Equal Opportunities Commission


E-news Issue 219


Survey sounds warning bell on Hongkongers’ mental health

Hongkongers’ mental health made a nosedive and once again scored below acceptable levels on the World Health Organization’s Five Well-Being Index (WHO-5) this year, according to the Hong Kong Mental Health Index published on 9 October 2019.

Conducted for the eighth year in a row, the survey was part of the annual awareness campaign “Mental Health Month”, jointly organised every October by rehabilitation groups and public bodies, including the EOC.

Respondents were presented with five statements from the WHO-5 questionnaire and asked to rate, for example, how often they felt cheerful, calm, active, fresh and interested in things in their daily life over the two weeks prior to the survey.
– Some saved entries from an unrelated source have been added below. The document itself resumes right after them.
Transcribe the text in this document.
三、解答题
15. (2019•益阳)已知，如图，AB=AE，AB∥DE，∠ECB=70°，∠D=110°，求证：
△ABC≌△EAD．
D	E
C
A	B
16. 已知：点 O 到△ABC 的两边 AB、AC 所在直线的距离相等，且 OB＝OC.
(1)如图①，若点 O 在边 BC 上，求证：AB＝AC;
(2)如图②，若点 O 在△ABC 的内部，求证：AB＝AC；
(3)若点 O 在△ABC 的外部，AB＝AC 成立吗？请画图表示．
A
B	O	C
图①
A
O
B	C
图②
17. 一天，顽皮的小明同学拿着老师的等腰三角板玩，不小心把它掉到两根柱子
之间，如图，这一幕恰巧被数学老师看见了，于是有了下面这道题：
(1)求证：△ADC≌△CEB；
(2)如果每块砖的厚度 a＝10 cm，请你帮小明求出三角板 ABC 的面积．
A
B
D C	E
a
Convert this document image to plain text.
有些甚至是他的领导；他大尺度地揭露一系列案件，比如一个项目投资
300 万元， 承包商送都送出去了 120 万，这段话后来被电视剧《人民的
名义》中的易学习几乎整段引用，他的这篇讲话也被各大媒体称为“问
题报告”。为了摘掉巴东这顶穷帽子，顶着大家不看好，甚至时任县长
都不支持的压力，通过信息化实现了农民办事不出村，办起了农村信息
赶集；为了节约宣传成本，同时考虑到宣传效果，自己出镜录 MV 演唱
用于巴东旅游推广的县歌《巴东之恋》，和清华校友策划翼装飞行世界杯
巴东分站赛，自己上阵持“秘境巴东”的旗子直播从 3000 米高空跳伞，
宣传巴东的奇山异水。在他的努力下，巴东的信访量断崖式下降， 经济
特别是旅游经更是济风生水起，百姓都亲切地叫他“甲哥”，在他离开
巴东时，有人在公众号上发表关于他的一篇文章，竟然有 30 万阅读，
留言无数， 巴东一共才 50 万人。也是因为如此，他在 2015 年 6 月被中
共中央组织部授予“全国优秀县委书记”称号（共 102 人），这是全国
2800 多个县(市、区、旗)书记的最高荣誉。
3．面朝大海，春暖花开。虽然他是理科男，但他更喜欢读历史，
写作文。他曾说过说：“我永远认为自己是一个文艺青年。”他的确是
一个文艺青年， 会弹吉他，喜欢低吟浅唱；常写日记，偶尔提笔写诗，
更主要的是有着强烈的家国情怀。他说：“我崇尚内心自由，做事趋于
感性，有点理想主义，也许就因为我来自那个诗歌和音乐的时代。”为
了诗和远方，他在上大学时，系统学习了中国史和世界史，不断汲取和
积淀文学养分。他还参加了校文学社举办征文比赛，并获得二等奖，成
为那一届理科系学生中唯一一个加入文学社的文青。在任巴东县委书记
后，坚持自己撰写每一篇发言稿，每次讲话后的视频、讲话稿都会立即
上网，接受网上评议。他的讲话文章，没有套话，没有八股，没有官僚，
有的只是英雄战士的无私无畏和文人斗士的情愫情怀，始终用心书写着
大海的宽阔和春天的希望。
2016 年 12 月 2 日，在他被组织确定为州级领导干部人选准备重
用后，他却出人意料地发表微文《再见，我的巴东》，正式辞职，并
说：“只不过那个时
The findings, based on a sample of 1,009 citizens aged 15 or above, were alarming. On average, Hongkongers scored 46.41 out of 100, down from 50.2 in 2018 and plunging further below the acceptable level generally agreed upon by academics, i.e. 52.

Certain groups received significantly lower scores, such as men, people aged 15 to 34, and those between jobs or without children. Some causes of negativity seemed to be shared. Over 40% (41.1%) of the respondents said social controversies had an extremely or fairly negative impact on their mental health, while 44.6% of those who were students said the same about schoolwork.

To gather empirical data for strengthening public education and support measures, respondents were also asked how much they agreed with the myths and labels surrounding suicide. The results show that 63.9% believed it is irresponsible to end one’s life; nearly 40% thought there is no way to prevent suicidal behaviour; and more than one-third agreed that when a person talks about committing suicide, he or she wouldn’t actually do it. Perhaps most worryingly of all, over 50% of the respondents said they wouldn’t let others know if they had suicidal thoughts, and 21.2% knew a relative or friend who had attempted suicide.

The report recommends a multi-pronged approach to improving Hongkongers’ mental wellness, one that encompasses stronger training for teachers and social workers, tailored support for different social groups (e.g. students and the elderly), as well as a cross-sector effort to create a society that respects differences and engages in genuine dialogue.